Big gigawatt-scale solar PV projects planned for China’s Gobi Desert and other arid regions could have significant positive climate impacts such as reducing evaporation and wind speeds, according to Chinese scientists.
A number of large-scale solar PV projects are already planned to be built in China’s massive Gobi Desert and other arid regions.
The first of these projects, a 1GW solar farm in the Tengger Desert in the Ningxia Hui autonomous region, was brought online at the end of April and is expected to generate 1.8 billion kilowatt-hours each year, equivalent to the power demand of 1.5 million households.

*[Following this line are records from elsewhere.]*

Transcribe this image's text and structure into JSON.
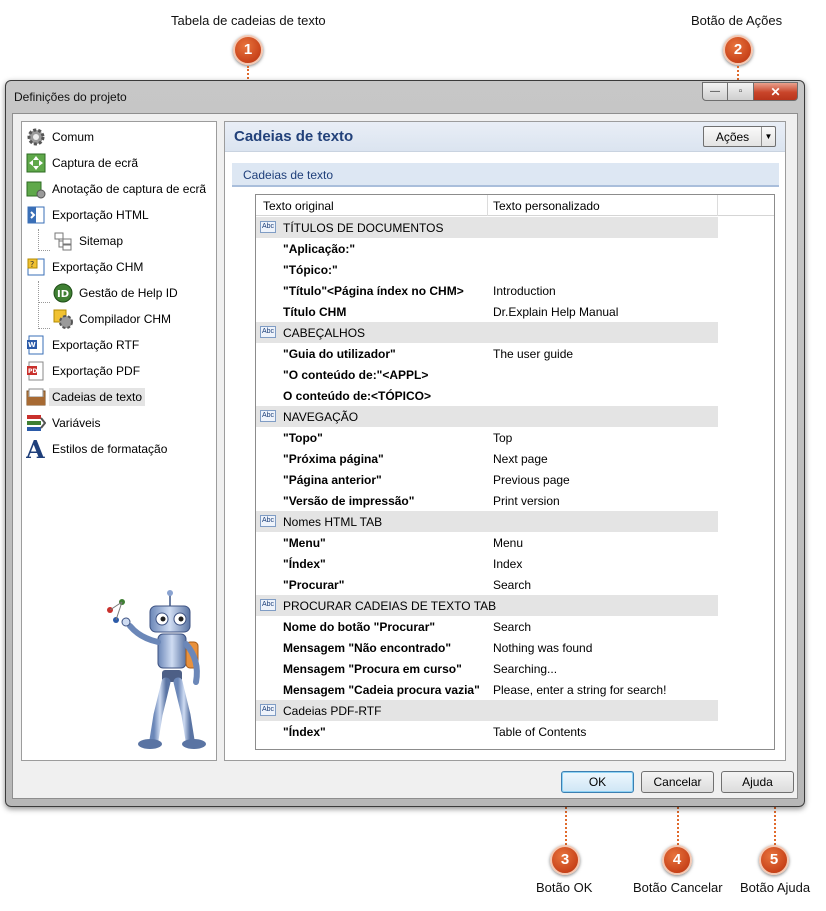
{
  "callouts": [
    {
      "num": "1",
      "label": "Tabela de cadeias de texto"
    },
    {
      "num": "2",
      "label": "Botão de Ações"
    },
    {
      "num": "3",
      "label": "Botão OK"
    },
    {
      "num": "4",
      "label": "Botão Cancelar"
    },
    {
      "num": "5",
      "label": "Botão Ajuda"
    }
  ],
  "window": {
    "title": "Definições do projeto",
    "min_glyph": "—",
    "max_glyph": "▫",
    "close_glyph": "✕"
  },
  "sidebar": {
    "items": [
      {
        "label": "Comum",
        "icon": "gear-icon"
      },
      {
        "label": "Captura de ecrã",
        "icon": "capture-icon"
      },
      {
        "label": "Anotação de captura de ecrã",
        "icon": "annotation-icon"
      },
      {
        "label": "Exportação HTML",
        "icon": "html-export-icon"
      },
      {
        "label": "Sitemap",
        "icon": "sitemap-icon"
      },
      {
        "label": "Exportação CHM",
        "icon": "chm-export-icon"
      },
      {
        "label": "Gestão de Help ID",
        "icon": "help-id-icon"
      },
      {
        "label": "Compilador CHM",
        "icon": "compiler-icon"
      },
      {
        "label": "Exportação RTF",
        "icon": "rtf-export-icon"
      },
      {
        "label": "Exportação PDF",
        "icon": "pdf-export-icon"
      },
      {
        "label": "Cadeias de texto",
        "icon": "text-strings-icon"
      },
      {
        "label": "Variáveis",
        "icon": "variables-icon"
      },
      {
        "label": "Estilos de formatação",
        "icon": "formatting-styles-icon"
      }
    ],
    "selected_index": 10
  },
  "panel": {
    "title": "Cadeias de texto",
    "actions_label": "Ações",
    "section_label": "Cadeias de texto"
  },
  "table": {
    "headers": [
      "Texto original",
      "Texto personalizado"
    ],
    "rows": [
      {
        "type": "group",
        "original": "TÍTULOS DE DOCUMENTOS",
        "custom": ""
      },
      {
        "type": "item",
        "original": "\"Aplicação:\"",
        "custom": ""
      },
      {
        "type": "item",
        "original": "\"Tópico:\"",
        "custom": ""
      },
      {
        "type": "item",
        "original": "\"Título\"<Página índex no CHM>",
        "custom": "Introduction"
      },
      {
        "type": "item",
        "original": "Título CHM",
        "custom": "Dr.Explain Help Manual"
      },
      {
        "type": "group",
        "original": "CABEÇALHOS",
        "custom": ""
      },
      {
        "type": "item",
        "original": "\"Guia do utilizador\"",
        "custom": "The user guide"
      },
      {
        "type": "item",
        "original": "\"O conteúdo de:\"<APPL>",
        "custom": ""
      },
      {
        "type": "item",
        "original": "O conteúdo de:<TÓPICO>",
        "custom": ""
      },
      {
        "type": "group",
        "original": "NAVEGAÇÃO",
        "custom": ""
      },
      {
        "type": "item",
        "original": "\"Topo\"",
        "custom": "Top"
      },
      {
        "type": "item",
        "original": "\"Próxima página\"",
        "custom": "Next page"
      },
      {
        "type": "item",
        "original": "\"Página anterior\"",
        "custom": "Previous page"
      },
      {
        "type": "item",
        "original": "\"Versão de impressão\"",
        "custom": "Print version"
      },
      {
        "type": "group",
        "original": "Nomes HTML TAB",
        "custom": ""
      },
      {
        "type": "item",
        "original": "\"Menu\"",
        "custom": "Menu"
      },
      {
        "type": "item",
        "original": "\"Índex\"",
        "custom": "Index"
      },
      {
        "type": "item",
        "original": "\"Procurar\"",
        "custom": "Search"
      },
      {
        "type": "group",
        "original": "PROCURAR CADEIAS DE TEXTO TAB",
        "custom": ""
      },
      {
        "type": "item",
        "original": "Nome do botão \"Procurar\"",
        "custom": "Search"
      },
      {
        "type": "item",
        "original": "Mensagem \"Não encontrado\"",
        "custom": "Nothing was found"
      },
      {
        "type": "item",
        "original": "Mensagem \"Procura em curso\"",
        "custom": "Searching..."
      },
      {
        "type": "item",
        "original": "Mensagem \"Cadeia procura vazia\"",
        "custom": "Please, enter a string for search!"
      },
      {
        "type": "group",
        "original": "Cadeias PDF-RTF",
        "custom": ""
      },
      {
        "type": "item",
        "original": "\"Índex\"",
        "custom": "Table of Contents"
      }
    ]
  },
  "buttons": {
    "ok": "OK",
    "cancel": "Cancelar",
    "help": "Ajuda"
  },
  "colors": {
    "accent": "#e06a2c",
    "header_title": "#22417a",
    "group_row": "#e4e4e4"
  }
}
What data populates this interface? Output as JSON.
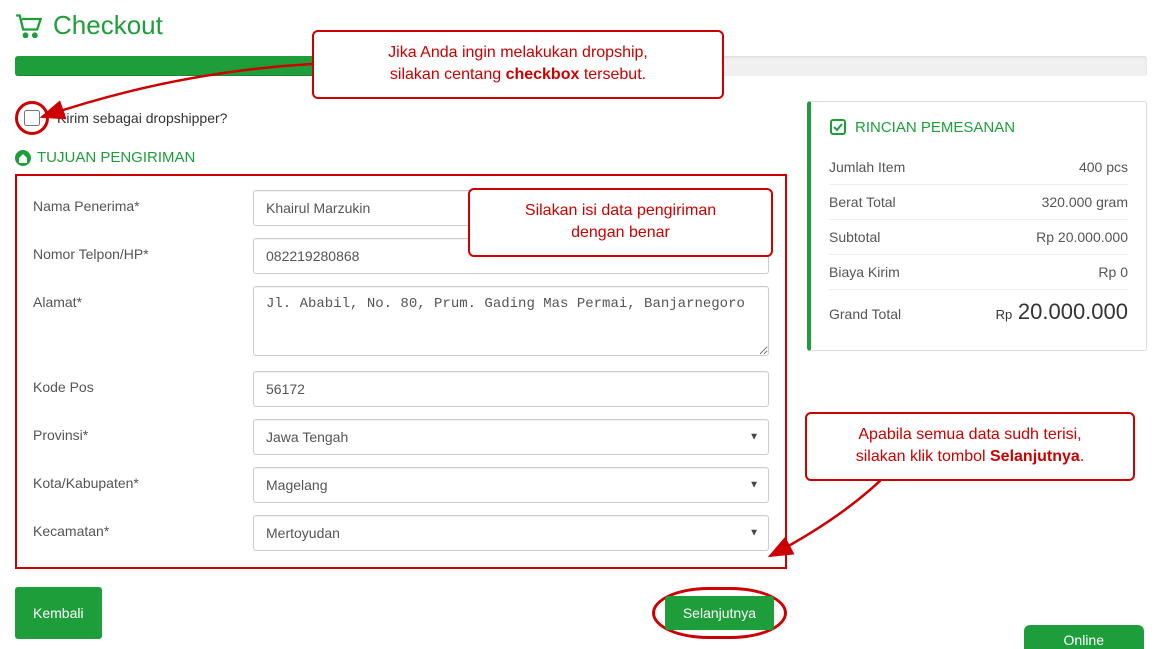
{
  "page": {
    "title": "Checkout",
    "progress_label": "50%"
  },
  "dropship": {
    "label": "Kirim sebagai dropshipper?"
  },
  "shipping_section": {
    "title": "TUJUAN PENGIRIMAN"
  },
  "form": {
    "nama_label": "Nama Penerima*",
    "nama_value": "Khairul Marzukin",
    "telp_label": "Nomor Telpon/HP*",
    "telp_value": "082219280868",
    "alamat_label": "Alamat*",
    "alamat_value": "Jl. Ababil, No. 80, Prum. Gading Mas Permai, Banjarnegoro",
    "kodepos_label": "Kode Pos",
    "kodepos_value": "56172",
    "provinsi_label": "Provinsi*",
    "provinsi_value": "Jawa Tengah",
    "kota_label": "Kota/Kabupaten*",
    "kota_value": "Magelang",
    "kecamatan_label": "Kecamatan*",
    "kecamatan_value": "Mertoyudan"
  },
  "buttons": {
    "back": "Kembali",
    "next": "Selanjutnya"
  },
  "order": {
    "title": "RINCIAN PEMESANAN",
    "jumlah_label": "Jumlah Item",
    "jumlah_value": "400 pcs",
    "berat_label": "Berat Total",
    "berat_value": "320.000 gram",
    "subtotal_label": "Subtotal",
    "subtotal_value": "Rp 20.000.000",
    "biaya_label": "Biaya Kirim",
    "biaya_value": "Rp 0",
    "grand_label": "Grand Total",
    "grand_prefix": "Rp ",
    "grand_value": "20.000.000"
  },
  "callouts": {
    "c1a": "Jika Anda ingin melakukan dropship,",
    "c1b_pre": "silakan centang ",
    "c1b_bold": "checkbox",
    "c1b_post": " tersebut.",
    "c2a": "Silakan isi data pengiriman",
    "c2b": "dengan benar",
    "c3a": "Apabila semua data sudh terisi,",
    "c3b_pre": "silakan klik tombol ",
    "c3b_bold": "Selanjutnya",
    "c3b_post": "."
  },
  "chat": {
    "label": "Online"
  }
}
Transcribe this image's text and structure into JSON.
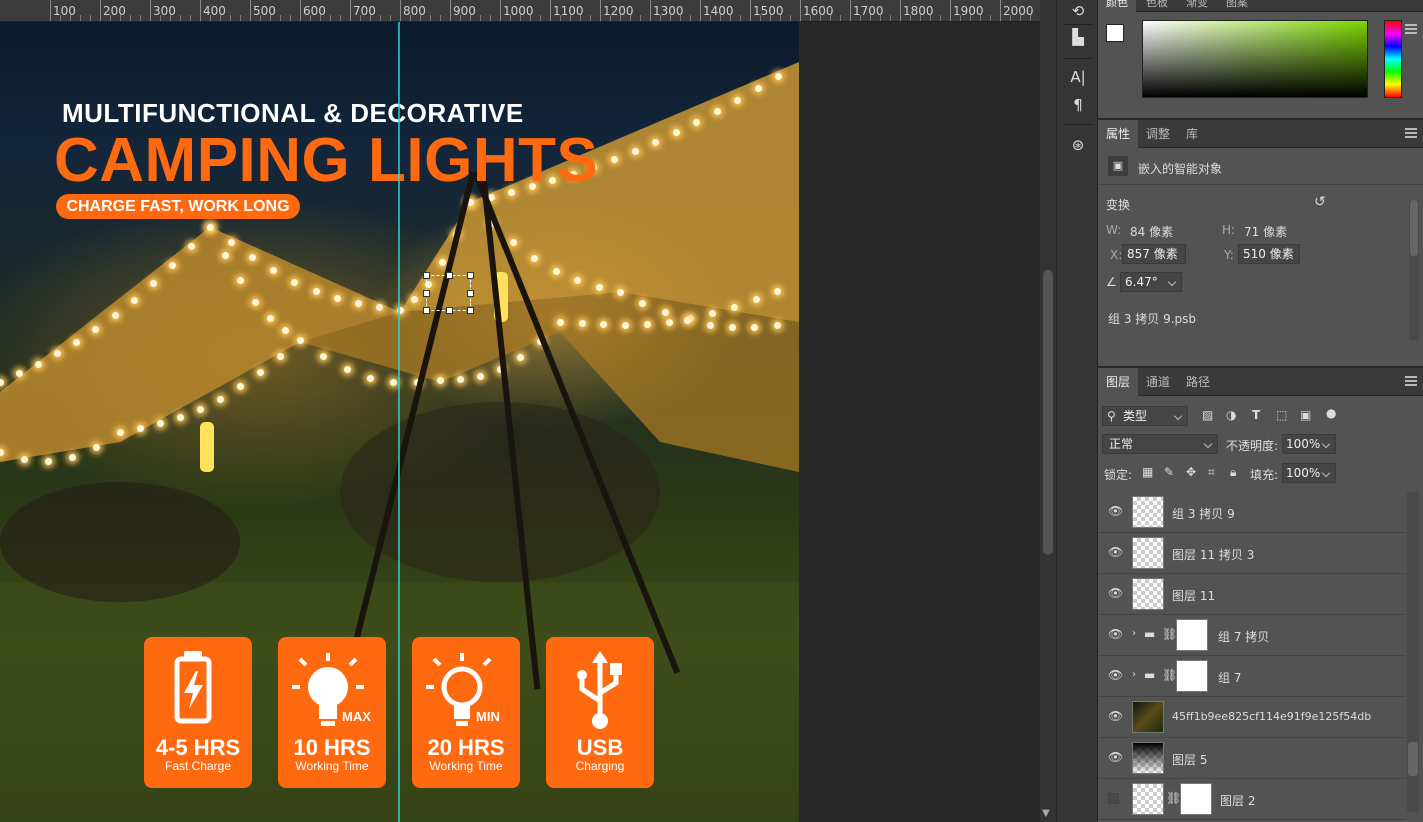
{
  "ruler": {
    "labels": [
      "100",
      "200",
      "300",
      "400",
      "500",
      "600",
      "700",
      "800",
      "900",
      "1000",
      "1100",
      "1200",
      "1300",
      "1400",
      "1500",
      "1600",
      "1700",
      "1800",
      "1900",
      "2000"
    ]
  },
  "artwork": {
    "headline_top": "MULTIFUNCTIONAL & DECORATIVE",
    "headline_main": "CAMPING LIGHTS",
    "tagline": "CHARGE FAST, WORK LONG",
    "features": [
      {
        "value": "4-5 HRS",
        "caption": "Fast Charge",
        "icon": "battery-charge-icon"
      },
      {
        "value": "10 HRS",
        "caption": "Working Time",
        "icon": "bulb-max-icon",
        "tag": "MAX"
      },
      {
        "value": "20 HRS",
        "caption": "Working Time",
        "icon": "bulb-min-icon",
        "tag": "MIN"
      },
      {
        "value": "USB",
        "caption": "Charging",
        "icon": "usb-icon"
      }
    ],
    "accent": "#ff6a10"
  },
  "color_panel": {
    "tabs": [
      "颜色",
      "色板",
      "渐变",
      "图案"
    ]
  },
  "properties": {
    "tabs": [
      "属性",
      "调整",
      "库"
    ],
    "type": "嵌入的智能对象",
    "section": "变换",
    "w_label": "W:",
    "w_value": "84 像素",
    "h_label": "H:",
    "h_value": "71 像素",
    "x_label": "X:",
    "x_value": "857 像素",
    "y_label": "Y:",
    "y_value": "510 像素",
    "angle_value": "6.47°",
    "file": "组 3 拷贝 9.psb"
  },
  "layers": {
    "tabs": [
      "图层",
      "通道",
      "路径"
    ],
    "filter_kind": "类型",
    "blend_mode": "正常",
    "opacity_label": "不透明度:",
    "opacity_value": "100%",
    "lock_label": "锁定:",
    "fill_label": "填充:",
    "fill_value": "100%",
    "items": [
      {
        "name": "组 3 拷贝 9"
      },
      {
        "name": "图层 11 拷贝 3"
      },
      {
        "name": "图层 11"
      },
      {
        "name": "组 7 拷贝"
      },
      {
        "name": "组 7"
      },
      {
        "name": "45ff1b9ee825cf114e91f9e125f54db"
      },
      {
        "name": "图层 5"
      },
      {
        "name": "图层 2"
      }
    ]
  }
}
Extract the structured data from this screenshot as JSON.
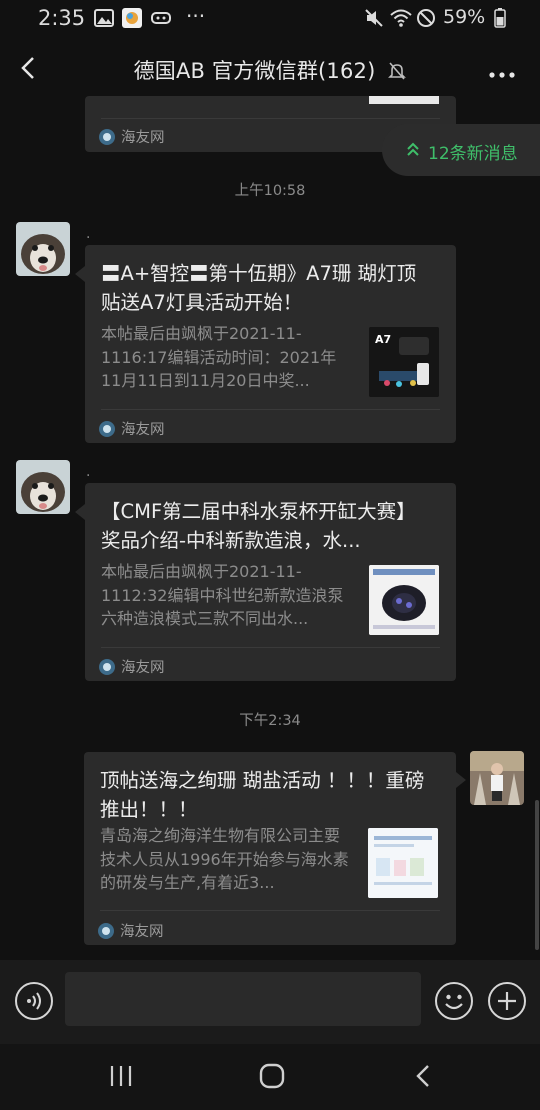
{
  "status_bar": {
    "time": "2:35",
    "dots": "···",
    "battery": "59%"
  },
  "header": {
    "title": "德国AB  官方微信群(162)"
  },
  "new_messages": {
    "label": "12条新消息"
  },
  "top_partial_card": {
    "source": "海友网"
  },
  "messages": [
    {
      "timestamp": "上午10:58",
      "sender": ".",
      "title": "〓A+智控〓第十伍期》A7珊 瑚灯顶贴送A7灯具活动开始！",
      "desc": "本帖最后由飒枫于2021-11-1116:17编辑活动时间：2021年11月11日到11月20日中奖...",
      "thumb_label": "A7",
      "source": "海友网"
    },
    {
      "sender": ".",
      "title": "【CMF第二届中科水泵杯开缸大赛】奖品介绍-中科新款造浪，水...",
      "desc": "本帖最后由飒枫于2021-11-1112:32编辑中科世纪新款造浪泵六种造浪模式三款不同出水...",
      "source": "海友网"
    },
    {
      "timestamp": "下午2:34",
      "title": "顶帖送海之绚珊 瑚盐活动 ！！！重磅推出！！！",
      "desc": "青岛海之绚海洋生物有限公司主要技术人员从1996年开始参与海水素的研发与生产,有着近3...",
      "source": "海友网"
    }
  ],
  "colors": {
    "accent_green": "#3fbf6a",
    "card_bg": "#2b2b2b",
    "page_bg": "#111111"
  }
}
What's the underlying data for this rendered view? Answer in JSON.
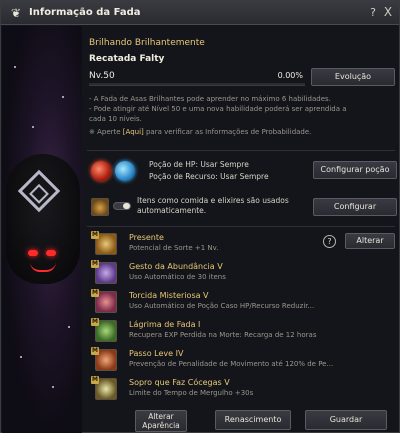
{
  "window": {
    "title": "Informação da Fada",
    "help_label": "?",
    "close_label": "X"
  },
  "fairy": {
    "name": "Brilhando Brilhantemente",
    "species": "Recatada Falty",
    "level": "Nv.50",
    "progress_text": "0.00%",
    "progress": 0.0
  },
  "buttons": {
    "evolution": "Evolução",
    "configure_potion": "Configurar poção",
    "configure": "Configurar",
    "alter": "Alterar",
    "alter_appearance_line1": "Alterar",
    "alter_appearance_line2": "Aparência",
    "rebirth": "Renascimento",
    "save": "Guardar"
  },
  "description": {
    "line1": "- A Fada de Asas Brilhantes pode aprender no máximo 6 habilidades.",
    "line2": "- Pode atingir até Nível 50 e uma nova habilidade poderá ser aprendida a",
    "line3": "cada 10 níveis.",
    "line4_pre": "※ Aperte ",
    "line4_link": "[Aqui]",
    "line4_post": " para verificar as Informações de Probabilidade."
  },
  "potions": {
    "hp": "Poção de HP: Usar Sempre",
    "resource": "Poção de Recurso: Usar Sempre"
  },
  "food": {
    "text": "Itens como comida e elixires são usados automaticamente.",
    "toggle_on": false
  },
  "skills": [
    {
      "badge": "M",
      "name": "Presente",
      "desc": "Potencial de Sorte +1 Nv.",
      "icon": "gift-icon"
    },
    {
      "badge": "M",
      "name": "Gesto da Abundância V",
      "desc": "Uso Automático de 30 itens",
      "icon": "wand-icon"
    },
    {
      "badge": "M",
      "name": "Torcida Misteriosa V",
      "desc": "Uso Automático de Poção Caso HP/Recurso Reduzir...",
      "icon": "cheer-icon"
    },
    {
      "badge": "M",
      "name": "Lágrima de Fada I",
      "desc": "Recupera EXP Perdida na Morte: Recarga de 12 horas",
      "icon": "tear-icon"
    },
    {
      "badge": "M",
      "name": "Passo Leve IV",
      "desc": "Prevenção de Penalidade de Movimento até 120% de Pe...",
      "icon": "step-icon"
    },
    {
      "badge": "M",
      "name": "Sopro que Faz Cócegas V",
      "desc": "Limite do Tempo de Mergulho +30s",
      "icon": "breath-icon"
    }
  ],
  "colors": {
    "accent_gold": "#e8c878",
    "window_bg": "#14151a"
  }
}
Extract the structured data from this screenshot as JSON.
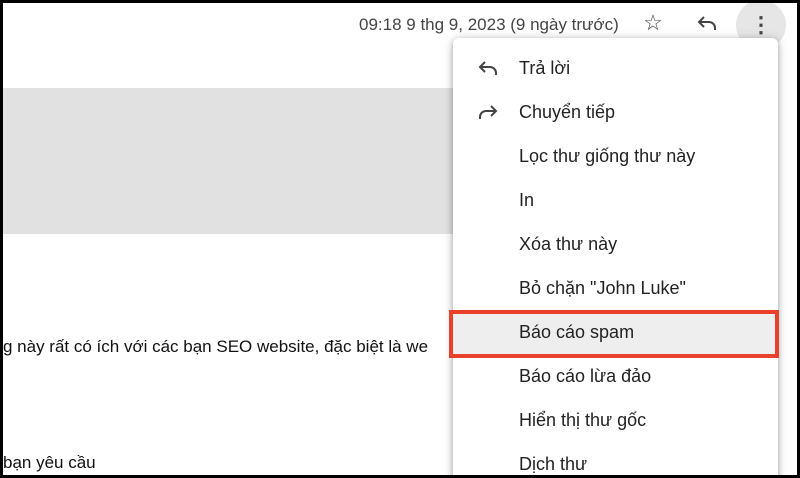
{
  "header": {
    "date": "09:18 9 thg 9, 2023 (9 ngày trước)"
  },
  "body": {
    "line1": "g này rất có ích với các bạn SEO website, đặc biệt là we",
    "line2": "bạn yêu cầu"
  },
  "menu": {
    "items": [
      {
        "label": "Trả lời",
        "icon": "reply-icon"
      },
      {
        "label": "Chuyển tiếp",
        "icon": "forward-icon"
      },
      {
        "label": "Lọc thư giống thư này"
      },
      {
        "label": "In"
      },
      {
        "label": "Xóa thư này"
      },
      {
        "label": "Bỏ chặn \"John Luke\""
      },
      {
        "label": "Báo cáo spam",
        "highlighted": true
      },
      {
        "label": "Báo cáo lừa đảo"
      },
      {
        "label": "Hiển thị thư gốc"
      },
      {
        "label": "Dịch thư"
      }
    ]
  },
  "colors": {
    "highlight": "#e8402a"
  }
}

However, researchers from the National Climate Centre of China Meteorological Administration (CMA) in Beijing have also determined that such large-scale PV projects could result in positive change in the region.
Specifically, the researchers believe that projected solar PV deployment in China’s desert regions could lead to not only lower carbon emissions, but also favourable climate effects such as lower evaporation and wind speeds.
The findings were published in a recent study in the journal Solar Energy. According to the scientists, the PV-induced climate effects could contribute significantly to improving ecological conditions in the Gobi Deserts.
Moreover, the scientists believe that the local climate impacts could be equivalent to, if not stronger, than those caused by climate change.
The study, “Projected PV plants in China’s Gobi Deserts would result in lower evaporation and wind”, quantitatively compared the climate effects of solar parks in the Gobi Deserts under various emission scenarios – the first such comparison conducted between PV-induced climate effects and projected climate variability.
Researchers simulated the impact of planned solar PV plants using a newly developed Weather Research and Forecasting (WRF) alongside the Coupled Model Intercomparison Project Phase 6 (CMIP6) projection models.
The WRF model is a numerical weather prediction system used for weather forecasting and atmospheric research, while CMIP6 is used for climate projections and is commonly used to understand historical, present, and future climate changes.
While the full study is available to read under a Creative Commons license, the ultimate conclusions of the study are good news for the environmental stability of China’s massive desert regions such as the Gobi Deserts.
Solar PV-induced climate effects would be predominantly local to the PV plant regions, but would nevertheless “favour higher relative humidity, lower evaporation and wind speed under current and future climate scenarios.”
These local climate effects would be “approximately equivalent to or even stronger than the projected climate variability, especially over the PV plant regions” and “would contribute to improving ecological conditions,” confirming separate research highlighting the vigorous growth of vegetation at solar PV plants built in dry climates.
“Thus,” the researchers conclude, “the deployment of the PV plants not only reduce carbon emissions, but also create new environmental benefits through changes in the near-surface climate, especially in Gobi Deserts.”